SCM Frigo transcritical CO2 system with Luvata CO2 gas coolers installed at a Ritchies IGA supermarket in Victoria, Australia.
In April, Australia's first transcritical CO2 system to utilise an ejector was installed at a newly rebuilt Ritchies IGA supermarket in Beechworth, Victoria.
The system encompasses the store's entire heating and cooling needs – including air conditioning and heating during the summer and winter seasons – and is one of a number of stores the retailer is looking to open with fully integrated transcritical CO2 systems this year.
Dave Redden, principal at local refrigeration consultancy Refrigeration Innovations, and lead consultant for the project, has had a long relationship with the folks at Ritchies. For both parties, the move to natural refrigerants was in discussion for a long time, including close monitoring of CO2 technology and overseas trips, which finally led to this first installation in April.
"Ritchies already decided some time ago that all new greenfield sites and major refurbishments would be with CO2 transcritical systems," says Redden.
"As we were looking at different options for different [transcritical CO2 systems], we decided that the Beechworth store would be the first one. We also decided that we would use the Danfoss gas ejector system since it would get us across the line for the warm climate refrigeration."
Boosting efficiency in warm climates
The efficiency of transcritical CO2 systems in warm climates has long been seen as a barrier to implementing the technology in certain regions of Australia. However, over the past few years, technology innovations such as parallel compression, ejectors, sub-cooling and adiabatic cooling have opened the door to the efficient use of CO2 in warm regions around the world.
The transcritical CO2 system at Ritchies IGA in Beechworth uses both parallel compression and ejectors to create a buffer against the area’s warm summer temperatures.
"We've run it when we commissioned the store," Redden explains, "because it was quite warm still in autumn at the time".
"It was between 29°C and 31°C most days, and it worked very well."
"Since then obviously it hasn't been running because it’s very cold up there at the moment. But we'll wait until the next warm period hits – probably around December – when the system will come into its own again," he says.
A game changer
For Ritchies and Refrigeration Innovations, HFCs are already a thing of the past. In fact, their discussion of the move to natural refrigerants began several years ago and hit a turning point after overseas trips to Europe.
"We discussed it over a period of about four or five years, that there was a change coming," says Redden.
"And I don't think it was until [Ritchies] went to Europe and saw everything on CO2 that it really hit them that this change had to be managed – because it’s a game changer you know, a big dollar value."
Ritchies and Redden, however, see this game changer as a promising one with a long-term payoff. A few more installations for Ritchies with transcritical CO2 systems are already in the works for the next year, according to Redden.
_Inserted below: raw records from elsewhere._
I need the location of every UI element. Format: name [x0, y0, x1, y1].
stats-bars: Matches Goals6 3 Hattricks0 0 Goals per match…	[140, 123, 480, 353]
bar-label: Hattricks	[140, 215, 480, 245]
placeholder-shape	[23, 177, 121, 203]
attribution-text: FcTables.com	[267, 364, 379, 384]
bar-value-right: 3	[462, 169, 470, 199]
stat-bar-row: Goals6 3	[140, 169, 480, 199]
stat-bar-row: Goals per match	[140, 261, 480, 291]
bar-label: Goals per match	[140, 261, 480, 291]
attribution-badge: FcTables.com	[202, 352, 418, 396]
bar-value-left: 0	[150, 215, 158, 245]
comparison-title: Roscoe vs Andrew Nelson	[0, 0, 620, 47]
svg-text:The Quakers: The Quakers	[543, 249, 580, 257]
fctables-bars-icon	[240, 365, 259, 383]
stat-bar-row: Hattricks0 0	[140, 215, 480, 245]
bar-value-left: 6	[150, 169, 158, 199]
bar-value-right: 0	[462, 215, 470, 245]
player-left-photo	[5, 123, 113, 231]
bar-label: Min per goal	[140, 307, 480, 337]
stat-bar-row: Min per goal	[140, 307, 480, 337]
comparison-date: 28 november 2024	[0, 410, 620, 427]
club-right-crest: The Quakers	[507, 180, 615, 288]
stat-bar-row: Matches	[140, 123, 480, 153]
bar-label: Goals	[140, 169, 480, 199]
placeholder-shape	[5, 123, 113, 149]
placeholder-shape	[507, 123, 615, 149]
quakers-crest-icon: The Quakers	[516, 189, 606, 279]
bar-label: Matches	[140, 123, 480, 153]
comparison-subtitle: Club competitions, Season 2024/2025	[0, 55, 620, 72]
“We are monitoring power and usage pretty carefully at the moment, comparing it to the old store, which basically used R404A racks, and we're already seeing some quite good savings on it, mainly due to utilising waste heat to heat the store."
Asked how he sees the outlook for uptake of CO2 systems with warm-climate innovations like ejectors in Australia in the future, Redden replies, "I think they are a good answer”.